The goal is to provide meals to those known and those not yet known in the community of Princeton we call our home.
Every day, this group of collaborators moves on, makes decisions, executes and revises as time marches on, as the end of the chaos being caused by the pandemic is not in sight.
A brief recap. The school, using buses as delivery vehicles, began immediately to deliver breakfast and lunches to its 500 identified free and reduced lunch clients by providing for a two week package covering Monday through Friday. The second delivery provided for a month’s worth of food. Subsequent deliveries will be for a week at a time. Initial deliveries included shelf stable food. Going forward, lunches will be prepared meals.

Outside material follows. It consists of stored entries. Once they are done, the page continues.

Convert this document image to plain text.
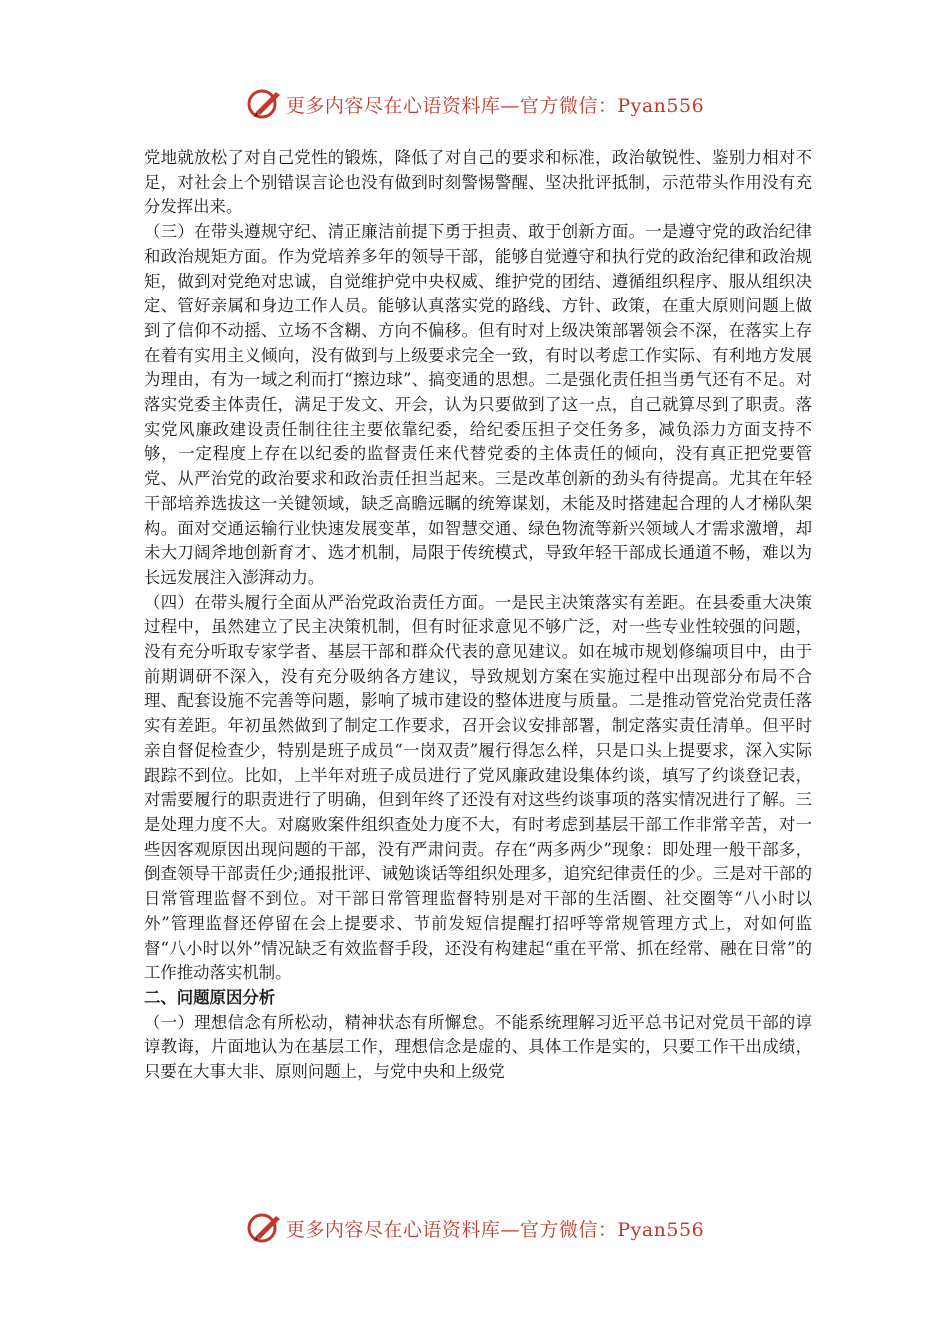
更多内容尽在心语资料库—官方微信：Pyan556

党地就放松了对自己党性的锻炼，降低了对自己的要求和标准，政治敏锐性、鉴别力相对不足，对社会上个别错误言论也没有做到时刻警惕警醒、坚决批评抵制，示范带头作用没有充分发挥出来。

（三）在带头遵规守纪、清正廉洁前提下勇于担责、敢于创新方面。一是遵守党的政治纪律和政治规矩方面。作为党培养多年的领导干部，能够自觉遵守和执行党的政治纪律和政治规矩，做到对党绝对忠诚，自觉维护党中央权威、维护党的团结、遵循组织程序、服从组织决定、管好亲属和身边工作人员。能够认真落实党的路线、方针、政策，在重大原则问题上做到了信仰不动摇、立场不含糊、方向不偏移。但有时对上级决策部署领会不深，在落实上存在着有实用主义倾向，没有做到与上级要求完全一致，有时以考虑工作实际、有利地方发展为理由，有为一域之利而打“擦边球”、搞变通的思想。二是强化责任担当勇气还有不足。对落实党委主体责任，满足于发文、开会，认为只要做到了这一点，自己就算尽到了职责。落实党风廉政建设责任制往往主要依靠纪委，给纪委压担子交任务多，减负添力方面支持不够，一定程度上存在以纪委的监督责任来代替党委的主体责任的倾向，没有真正把党要管党、从严治党的政治要求和政治责任担当起来。三是改革创新的劲头有待提高。尤其在年轻干部培养选拔这一关键领域，缺乏高瞻远瞩的统筹谋划，未能及时搭建起合理的人才梯队架构。面对交通运输行业快速发展变革，如智慧交通、绿色物流等新兴领域人才需求激增，却未大刀阔斧地创新育才、选才机制，局限于传统模式，导致年轻干部成长通道不畅，难以为长远发展注入澎湃动力。

（四）在带头履行全面从严治党政治责任方面。一是民主决策落实有差距。在县委重大决策过程中，虽然建立了民主决策机制，但有时征求意见不够广泛，对一些专业性较强的问题，没有充分听取专家学者、基层干部和群众代表的意见建议。如在城市规划修编项目中，由于前期调研不深入，没有充分吸纳各方建议，导致规划方案在实施过程中出现部分布局不合理、配套设施不完善等问题，影响了城市建设的整体进度与质量。二是推动管党治党责任落实有差距。年初虽然做到了制定工作要求，召开会议安排部署，制定落实责任清单。但平时亲自督促检查少，特别是班子成员“一岗双责”履行得怎么样，只是口头上提要求，深入实际跟踪不到位。比如，上半年对班子成员进行了党风廉政建设集体约谈，填写了约谈登记表，对需要履行的职责进行了明确，但到年终了还没有对这些约谈事项的落实情况进行了解。三是处理力度不大。对腐败案件组织查处力度不大，有时考虑到基层干部工作非常辛苦，对一些因客观原因出现问题的干部，没有严肃问责。存在“两多两少”现象：即处理一般干部多，倒查领导干部责任少;通报批评、诫勉谈话等组织处理多，追究纪律责任的少。三是对干部的日常管理监督不到位。对干部日常管理监督特别是对干部的生活圈、社交圈等“八小时以外”管理监督还停留在会上提要求、节前发短信提醒打招呼等常规管理方式上，对如何监督“八小时以外”情况缺乏有效监督手段，还没有构建起“重在平常、抓在经常、融在日常”的工作推动落实机制。

二、问题原因分析

（一）理想信念有所松动，精神状态有所懈怠。不能系统理解习近平总书记对党员干部的谆谆教诲，片面地认为在基层工作，理想信念是虚的、具体工作是实的，只要工作干出成绩，只要在大事大非、原则问题上，与党中央和上级党

更多内容尽在心语资料库—官方微信：Pyan556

As for the weekends, the school continues to facilitate the delivery of the SHUPP breakfast and lunch meals. The first delivery included the already staged, for the existing 150 self-identified, no qualifications required beneficiaries. The second delivery, at the request of the schools, included all 525 students including all in the school program and all in the SHUPP program.

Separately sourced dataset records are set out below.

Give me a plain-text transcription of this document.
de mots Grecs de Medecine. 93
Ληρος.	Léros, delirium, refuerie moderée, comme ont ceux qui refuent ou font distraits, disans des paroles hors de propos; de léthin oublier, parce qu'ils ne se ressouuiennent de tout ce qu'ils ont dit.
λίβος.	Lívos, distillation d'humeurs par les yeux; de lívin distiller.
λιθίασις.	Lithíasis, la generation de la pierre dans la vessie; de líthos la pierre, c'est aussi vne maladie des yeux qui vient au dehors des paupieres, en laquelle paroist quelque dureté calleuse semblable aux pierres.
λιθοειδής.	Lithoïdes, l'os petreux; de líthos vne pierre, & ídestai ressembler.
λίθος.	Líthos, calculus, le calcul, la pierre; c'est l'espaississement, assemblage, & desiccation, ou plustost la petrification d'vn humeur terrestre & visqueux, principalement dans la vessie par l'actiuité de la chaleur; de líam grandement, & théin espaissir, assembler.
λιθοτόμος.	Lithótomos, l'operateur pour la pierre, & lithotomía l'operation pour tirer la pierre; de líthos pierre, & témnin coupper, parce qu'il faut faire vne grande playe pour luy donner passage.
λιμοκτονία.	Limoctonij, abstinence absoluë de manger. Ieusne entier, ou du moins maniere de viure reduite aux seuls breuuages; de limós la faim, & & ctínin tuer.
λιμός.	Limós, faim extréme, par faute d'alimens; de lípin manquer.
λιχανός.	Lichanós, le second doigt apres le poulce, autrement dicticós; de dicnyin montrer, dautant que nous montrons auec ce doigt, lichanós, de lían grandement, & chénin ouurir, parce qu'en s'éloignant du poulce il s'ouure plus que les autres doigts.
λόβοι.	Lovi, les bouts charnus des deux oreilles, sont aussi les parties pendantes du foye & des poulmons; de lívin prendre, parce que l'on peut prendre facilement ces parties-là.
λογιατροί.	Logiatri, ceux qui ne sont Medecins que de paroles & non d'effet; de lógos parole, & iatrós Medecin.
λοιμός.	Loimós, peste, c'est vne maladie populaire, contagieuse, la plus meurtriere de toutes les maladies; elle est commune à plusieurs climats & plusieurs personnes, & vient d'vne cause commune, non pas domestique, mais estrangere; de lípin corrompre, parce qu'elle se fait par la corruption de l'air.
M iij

But what about dinners for the children and what about their families? The conversation was started by the superintendent of schools. Can SHUPP help provide dinners for all these families? For all week? After deliberation the answer was yes. And the question of what and how belabored by many both inside and outside interested parties. A decision was made to provide 2,450 packages of four person prepared dinners (equivalent to approximately 1,500 people) to be delivered to all these families to cover a week’s worth of needed meals using the existing system and infrastructure.

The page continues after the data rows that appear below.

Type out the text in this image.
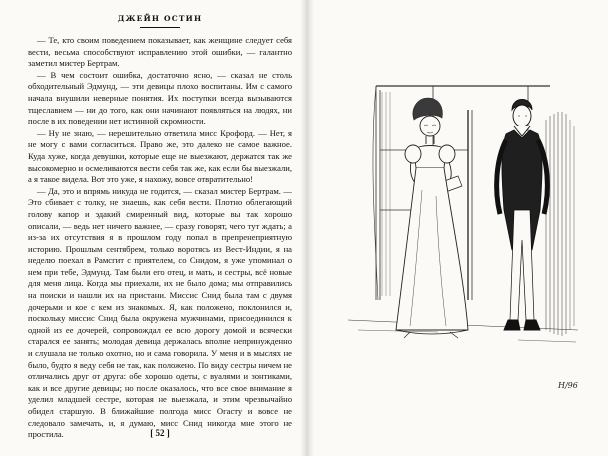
ДЖЕЙН ОСТИН

— Те, кто своим поведением показывает, как женщине следует себя вести, весьма способствуют исправлению этой ошибки, — галантно заметил мистер Бертрам.

— В чем состоит ошибка, достаточно ясно, — сказал не столь обходительный Эдмунд, — эти девицы плохо воспитаны. Им с самого начала внушили неверные понятия. Их поступки всегда вызываются тщеславием — ни до того, как они начинают появляться на людях, ни после в их поведении нет истинной скромности.

— Ну не знаю, — нерешительно ответила мисс Крофорд. — Нет, я не могу с вами согласиться. Право же, это далеко не самое важное. Куда хуже, когда девушки, которые еще не выезжают, держатся так же высокомерно и осмеливаются вести себя так же, как если бы выезжали, а я такое видела. Вот это уже, я нахожу, вовсе отвратительно!

— Да, это и впрямь никуда не годится, — сказал мистер Бертрам. — Это сбивает с толку, не знаешь, как себя вести. Плотно облегающий голову капор и эдакий смиренный вид, которые вы так хорошо описали, — ведь нет ничего важнее, — сразу говорят, чего тут ждать; а из-за их отсутствия я в прошлом году попал в препренеприятную историю. Прошлым сентябрем, только воротясь из Вест-Индии, я на неделю поехал в Рамсгит с приятелем, со Снидом, я уже упоминал о нем при тебе, Эдмунд. Там были его отец, и мать, и сестры, всё новые для меня лица. Когда мы приехали, их не было дома; мы отправились на поиски и нашли их на пристани. Миссис Снид была там с двумя дочерьми и кое с кем из знакомых. Я, как положено, поклонился и, поскольку миссис Снид была окружена мужчинами, присоединился к одной из ее дочерей, сопровождал ее всю дорогу домой и всячески старался ее занять; молодая девица держалась вполне непринужденно и слушала не только охотно, но и сама говорила. У меня и в мыслях не было, будто я веду себя не так, как положено. По виду сестры ничем не отличались друг от друга: обе хорошо одеты, с вуалями и зонтиками, как и все другие девицы; но после оказалось, что все свое внимание я уделил младшей сестре, которая не выезжала, и этим чрезвычайно обидел старшую. В ближайшие полгода мисс Огасту и вовсе не следовало замечать, и, я думаю, мисс Снид никогда мне этого не простила.	[ 52 ]
H/96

But what about the rest of the Princeton Community? There are still many within the community, the old, the young, the differently abled, and those who could care for themselves before. What about them? SHUPP, Human Services, Arm in Arm, JFCS, Share My Meals, Princeton Mobile Pantry, and others are all helping.
Opportunities taken. On Thursday, April 9, SHUPP organized, with Share My Meals, the delivery of meals prepared by The Meeting House restaurant using frozen turkeys provided by Mercer Street Friends.
All the organizations mentioned here are working towards the same goal. Developing the communication systems and identifying who has and who needs food is ongoing.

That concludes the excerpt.